Le Conseil de l’Europe dans sa résolution 1580 sur les dangers du créationnisme dans l’éducation souligne deux points importants : « L’objectif de la présente résolution n’est pas de mettre en doute ou de combattre une croyance – le droit à la liberté de croyance ne le permet pas. Le but est de mettre en garde contre certaines tendances à vouloir faire passer une croyance comme science. » Et ensuite : « L’importance de l’enseignement du fait culturel et religieux a déjà été soulignée par le Conseil de l’Europe. Les thèses créationnistes, comme toute approche théologique, pourraient éventuellement – dans le respect de la liberté d’expression et des croyances de chacun – être intégrées à l’enseignement du fait culturel et religieux, mais elles ne peuvent prétendre au respect scientifique. »

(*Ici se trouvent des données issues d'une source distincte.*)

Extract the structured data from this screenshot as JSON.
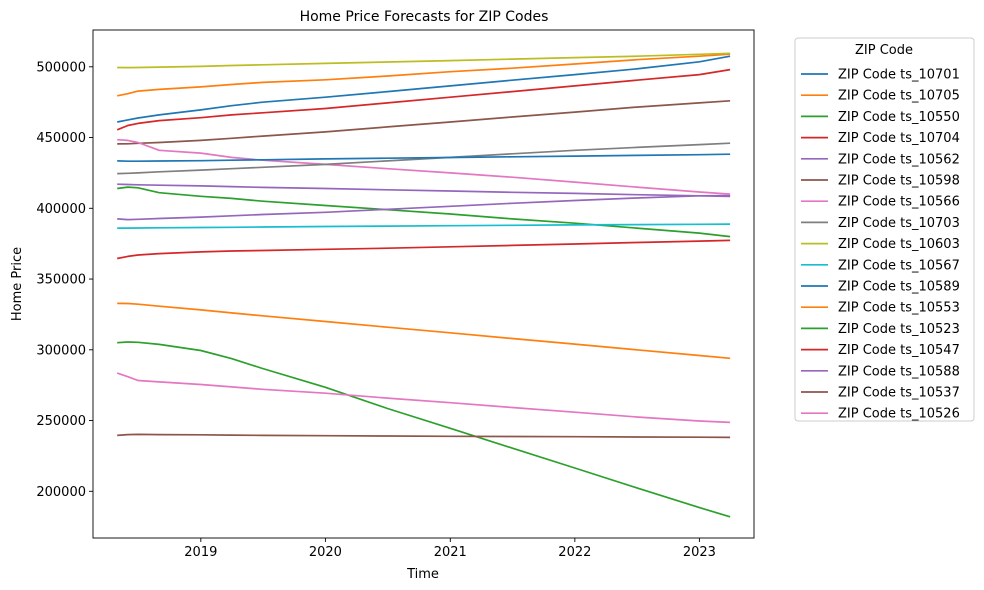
{
  "chart_data": {
    "type": "line",
    "title": "Home Price Forecasts for ZIP Codes",
    "xlabel": "Time",
    "ylabel": "Home Price",
    "legend_title": "ZIP Code",
    "legend_placement": "outside-right",
    "grid": false,
    "xlim": [
      "2018-02-19",
      "2023-06-10"
    ],
    "ylim": [
      167000,
      526000
    ],
    "x_ticks": [
      "2019-01-01",
      "2020-01-01",
      "2021-01-01",
      "2022-01-01",
      "2023-01-01"
    ],
    "x_tick_labels": [
      "2019",
      "2020",
      "2021",
      "2022",
      "2023"
    ],
    "y_ticks": [
      200000,
      250000,
      300000,
      350000,
      400000,
      450000,
      500000
    ],
    "y_tick_labels": [
      "200000",
      "250000",
      "300000",
      "350000",
      "400000",
      "450000",
      "500000"
    ],
    "x": [
      "2018-05-01",
      "2018-06-01",
      "2018-07-01",
      "2018-09-01",
      "2019-01-01",
      "2019-04-01",
      "2019-07-01",
      "2020-01-01",
      "2020-07-01",
      "2021-01-01",
      "2021-07-01",
      "2022-01-01",
      "2022-07-01",
      "2023-01-01",
      "2023-04-01"
    ],
    "series": [
      {
        "name": "ZIP Code ts_10701",
        "color": "#1f77b4",
        "values": [
          461000,
          462500,
          463800,
          466000,
          469500,
          472500,
          475000,
          478500,
          482500,
          486500,
          490500,
          494500,
          498500,
          503500,
          507500
        ]
      },
      {
        "name": "ZIP Code ts_10705",
        "color": "#ff7f0e",
        "values": [
          479500,
          481000,
          482800,
          484000,
          485800,
          487500,
          489000,
          490800,
          493500,
          496500,
          499000,
          502000,
          505000,
          507500,
          509000
        ]
      },
      {
        "name": "ZIP Code ts_10550",
        "color": "#2ca02c",
        "values": [
          414000,
          415000,
          414500,
          411000,
          408500,
          407000,
          405000,
          402000,
          399000,
          396000,
          392500,
          389500,
          386000,
          382500,
          380000
        ]
      },
      {
        "name": "ZIP Code ts_10704",
        "color": "#d62728",
        "values": [
          455500,
          458500,
          460000,
          462000,
          464000,
          466000,
          467500,
          470500,
          474500,
          478500,
          482500,
          486500,
          490500,
          494500,
          498000
        ]
      },
      {
        "name": "ZIP Code ts_10562",
        "color": "#9467bd",
        "values": [
          392500,
          392000,
          392200,
          392800,
          393800,
          394700,
          395600,
          397200,
          399300,
          401400,
          403500,
          405500,
          407300,
          408800,
          409000
        ]
      },
      {
        "name": "ZIP Code ts_10598",
        "color": "#8c564b",
        "values": [
          445500,
          445600,
          445900,
          446500,
          448000,
          449500,
          451000,
          454000,
          457500,
          461000,
          464500,
          468000,
          471500,
          474500,
          476000
        ]
      },
      {
        "name": "ZIP Code ts_10566",
        "color": "#e377c2",
        "values": [
          448500,
          448000,
          446500,
          441000,
          439000,
          436000,
          434000,
          431000,
          428000,
          425000,
          422000,
          418500,
          415000,
          411500,
          410000
        ]
      },
      {
        "name": "ZIP Code ts_10703",
        "color": "#7f7f7f",
        "values": [
          424500,
          424700,
          425000,
          425800,
          427000,
          428000,
          429000,
          431000,
          433500,
          436000,
          438500,
          441000,
          443000,
          445000,
          446000
        ]
      },
      {
        "name": "ZIP Code ts_10603",
        "color": "#bcbd22",
        "values": [
          499500,
          499400,
          499500,
          499800,
          500300,
          500900,
          501400,
          502400,
          503400,
          504400,
          505400,
          506500,
          507500,
          508800,
          509500
        ]
      },
      {
        "name": "ZIP Code ts_10567",
        "color": "#17becf",
        "values": [
          386000,
          386000,
          386100,
          386200,
          386400,
          386600,
          386800,
          387100,
          387400,
          387700,
          388000,
          388300,
          388500,
          388700,
          388800
        ]
      },
      {
        "name": "ZIP Code ts_10589",
        "color": "#1f77b4",
        "values": [
          433500,
          433300,
          433300,
          433400,
          433600,
          434000,
          434300,
          434900,
          435400,
          435900,
          436400,
          436900,
          437400,
          437900,
          438200
        ]
      },
      {
        "name": "ZIP Code ts_10553",
        "color": "#ff7f0e",
        "values": [
          332800,
          332700,
          332200,
          330800,
          328200,
          326100,
          324000,
          320000,
          316000,
          312000,
          308000,
          304000,
          300000,
          296000,
          294000
        ]
      },
      {
        "name": "ZIP Code ts_10523",
        "color": "#2ca02c",
        "values": [
          305000,
          305500,
          305300,
          303800,
          299500,
          293800,
          286800,
          273500,
          258500,
          244500,
          230500,
          216500,
          202500,
          188500,
          182000
        ]
      },
      {
        "name": "ZIP Code ts_10547",
        "color": "#d62728",
        "values": [
          364500,
          366000,
          367000,
          368000,
          369200,
          369800,
          370200,
          371000,
          371800,
          372800,
          373800,
          374800,
          375800,
          376800,
          377300
        ]
      },
      {
        "name": "ZIP Code ts_10588",
        "color": "#9467bd",
        "values": [
          417000,
          416800,
          416600,
          416300,
          415800,
          415300,
          414800,
          414000,
          413100,
          412200,
          411300,
          410500,
          409600,
          408800,
          408400
        ]
      },
      {
        "name": "ZIP Code ts_10537",
        "color": "#8c564b",
        "values": [
          239500,
          240100,
          240200,
          240100,
          239900,
          239700,
          239500,
          239300,
          239100,
          238900,
          238700,
          238600,
          238400,
          238200,
          238100
        ]
      },
      {
        "name": "ZIP Code ts_10526",
        "color": "#e377c2",
        "values": [
          283500,
          281000,
          278300,
          277300,
          275500,
          273800,
          272100,
          269300,
          265900,
          262600,
          259200,
          255900,
          252500,
          249700,
          248700
        ]
      }
    ]
  }
}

La Bible invite les croyants à croire que Dieu est le créateur plus qu’à le démontrer par des moyens scientifiques. Nous pouvons lire dans le Nouveau Testament : « C’est par la foi que nous reconnaissons que le monde a été créé par Dieu. » (Epître aux Hébreux 11 :3) Ce n’est pas par une démonstration scientifique que le chrétien est « créationniste » mais c’est par la foi. Le « créationnisme » est une croyance et a toujours été une croyance. L’étude du monde par les scientifiques peut les amener à se poser des questions sur l’origine de la création. La Bible dit d’ailleurs à ce sujet : « Les perfections invisibles de Dieu, sa puissance éternelle et sa divinité, se voient comme à l’œil nu, depuis la création du monde, quand on les considère dans ses ouvrages. » (Epître aux Romains 1 :20) La création, dans sa beauté, sa grandeur, sa complexité, est à elle seule un merveilleux moyen d’interpeller les hommes, non seulement sur le « comment » de l’univers mais aussi sur son « pourquoi ».

Nous ne pensons pas que le créationnisme en tant que « donnée de la foi évangélique » puisse être un comportement sectaire ou qu’il puisse favoriser un comportement sectaire. La résolution du Conseil de l’Europe doit néanmoins nous appeler à la vigilance et à la prudence. La laïcité est en France un espace de respect et de liberté, espace que tous doivent protéger et respecter. L’école laïque doit veiller à ne pas se laisser infiltrer par des enseignements non scientifiques, quelle que soit leurs provenances. L’introduction, cette année 2011, de la « théorie des genres » dans les manuels scolaires de l’éducation nationale a suscité de vives réactions du monde protestant évangélique mais aussi de la classe politique française, un député a même saisi la Miviludes soupçonnant une dérive sectaire. Si les évangéliques veulent que des enseignements du type de la « théorie des genres » n’entrent pas dans l’école laïque ils se doivent aussi de garder leurs propres croyances dans la sphère privée, en accepter la nature « religieuse » sans l’imposer comme une science certaine et absolue. L’extrémisme n’est pas un lieu d’échange, ni de dialogue, ni de respect, ni de liberté et il doit être combattu partout et quelles que soient les formes sous lesquelles il se manifeste.